Ortega Regime Incriminates University and MRS leaders for “Terrorism”

The students Victor Cuadras and Lesther Aleman (2nd and 3rd from the left) participate with other members of the Civic Alliance at a session of the now suspended National Dialogue. Photo: Carlos Herrera / Confidencial

 

Police statement names Lesther Aleman, Victor Cuadras, Dora Maria Tellez, Victor Hugo Tinoco, and others.

Accuses those named of financing and supporting “terrorist” groups. Ortega wants to destroy the Civic Alliance.

 

Wilfredo Miranda Aburto (Confidencial)

HAVANA TIMES – Daniel Ortega’s National Police has named members of the Civic Alliance for Justice and Democracy and figures from opposition groups as backing crimes of terrorism. This statement was presented in the government’s case against Christian Fajardo and his wife, Maria Adilia Peralta, members of the April 19th movement in Masaya. 

The police presented their supposed investigation of Fajardo and Peralta on Monday, July 30. According to the government, the two dissenters “abducted the city of Masaya”.

Commissioner Farle Roa Trana, second in command of the Direccion de Auxilio Judicial (known as the El Chipote prison) stated that the couple from the April 19th movement had been “financed by a group of people organized and based in the United States.”  But it also pointed to members of the Civic Alliance and opposition politicians as providing them with firearms, provisions and medicine.

“The terrorists are tied in with Jorge Solis, Victor Cuadra, Lesther Aleman, Kevin Rodrigo Espinoza,” read Roa Trana’s statement.  Those mentioned are all members of the Civic Alliance.

It also named members of the Sandinista Renewal Movement (MRS): Dora Maria Tellez, Ana Margarita Vijil, Suyen Barahona, Hugo Torrez, Victor Hugo Tinoco and Loyda Valle, as well as Kitty Monterrey, president of the Ciudadanos por la Libertad [Citizens for Freedom] party.

“The evidence used includes the cell phones of Cristian Rodrigo Fajardo and Maria Adilia Peralta Cerrato, detective investigations, mandatory reports on foreign currency being sent to leaders of terrorist groups from national money transfer businesses,” the police expounded.

“With the money, the terrorists bought firearms, homemade mortars and paid the terrorist groups who were located at the roadblocks. The terrorists committed murder, robbery, kidnapping, torture, obstruction of the public roadways, blocking the right to free circulation,” alleged commissioner Roa Trana.

The couple are also accused of aggravated murder and profaning the body of deceased Lieutenant Gabriel de Jesus Vado Ruiz.

Ana Margarita Vijil of the MRS, publicly denounced the statement and asserted that it had to do with the criminalization of protest. Meanwhile, Gonzalo Carrion, legal director of the Nicaraguan Center for Human Rights (Cenidh) assured that it was a maneuver intended to intimidate.

The Ortega regime’s incrimination of these members of the Civic Alliance and opposition parties is similar to what the National Police did to Felix Maradiaga, director of the Institute for Strategic Studies and Public Policies (Ieepp). Maradiaga was named as being associated with the criminal structure of a subject known as “El Viper” and accused of the crimes of terrorism, drug trafficking, and organized crime.
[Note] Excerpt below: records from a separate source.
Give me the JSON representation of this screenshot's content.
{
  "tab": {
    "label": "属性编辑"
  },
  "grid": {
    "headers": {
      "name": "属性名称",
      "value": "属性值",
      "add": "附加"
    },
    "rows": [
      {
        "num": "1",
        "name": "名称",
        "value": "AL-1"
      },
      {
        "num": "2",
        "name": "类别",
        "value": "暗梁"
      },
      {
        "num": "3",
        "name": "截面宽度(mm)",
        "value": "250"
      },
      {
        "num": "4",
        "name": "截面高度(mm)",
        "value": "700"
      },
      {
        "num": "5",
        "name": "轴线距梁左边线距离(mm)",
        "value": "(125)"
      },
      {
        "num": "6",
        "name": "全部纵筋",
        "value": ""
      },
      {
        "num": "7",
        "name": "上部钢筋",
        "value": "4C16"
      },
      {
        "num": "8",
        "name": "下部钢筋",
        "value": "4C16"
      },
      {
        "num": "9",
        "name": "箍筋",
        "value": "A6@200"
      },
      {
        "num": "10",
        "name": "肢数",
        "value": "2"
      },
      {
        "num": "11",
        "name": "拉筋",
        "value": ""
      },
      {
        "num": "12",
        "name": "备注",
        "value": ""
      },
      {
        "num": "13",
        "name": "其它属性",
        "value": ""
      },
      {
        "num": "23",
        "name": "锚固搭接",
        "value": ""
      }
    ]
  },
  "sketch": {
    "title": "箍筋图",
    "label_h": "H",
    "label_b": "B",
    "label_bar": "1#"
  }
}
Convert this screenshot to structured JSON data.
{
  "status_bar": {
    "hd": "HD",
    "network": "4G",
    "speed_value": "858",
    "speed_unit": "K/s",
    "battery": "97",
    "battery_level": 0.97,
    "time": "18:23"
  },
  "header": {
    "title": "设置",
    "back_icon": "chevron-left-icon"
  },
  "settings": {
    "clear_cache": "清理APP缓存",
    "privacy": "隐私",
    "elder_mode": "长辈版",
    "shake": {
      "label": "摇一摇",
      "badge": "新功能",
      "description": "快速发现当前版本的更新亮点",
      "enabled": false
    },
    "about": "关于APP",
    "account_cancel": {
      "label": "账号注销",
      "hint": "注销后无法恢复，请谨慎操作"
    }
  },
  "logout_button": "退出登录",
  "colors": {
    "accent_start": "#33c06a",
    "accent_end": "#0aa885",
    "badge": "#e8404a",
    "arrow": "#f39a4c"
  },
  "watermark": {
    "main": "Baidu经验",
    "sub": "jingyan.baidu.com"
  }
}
The accusations against Maradiaga didn’t prosper, at least in the courts, but the director of Ieepp was harassed by the paramilitaries and was the victim of a brutal beating by government mobs in Leon.   

Monica Baltodano denounces harassment

This same Monday, July 30, Comandante Monica Lopez Baltodano complained publicly that she was the victim of “attempts to criminalize her political protest”. For several weeks, a campaign against her “has been orchestrated” from false profiles on social media, associating her with the detention of a woman in Diriamba, who supposedly participated in the roadblock of that city.

The publications on social media assure that the woman, who was captured by police and paramilitaries at the Laguna de Apoyo, was hiding at the home of the former Sandinista guerrilla located in that area.

The posts accompanied the accusation with a video of the woman entering a police station. The police are unloading some white boxes from the patrol vehicle which, it’s suggested, are firearms found at Baltodano’s house near the Lagoon.

“This has the goal of creating conditions that favor direct aggression against us, an attempt to ‘lay the groundwork’ for the criminalization of our legitimate and legal activities of civic protest against the dictatorial government of Daniel Ortega,” stated Baltodano, together with Julio Lopez Campos, who was also accused.

The Inter-American Commission for Human Rights (IACHR) warned that the Ortega regime has entered into a “third phase of repression”. “There’s been a process of transformation from the cruder, more explicit repression, towards a process of bureaucratic repression, utilizing the country’s institutions, the justice system, to detain people, and promote legal actions and processes against them,” stated Paulo Abrao, executive secretary of the IACHR.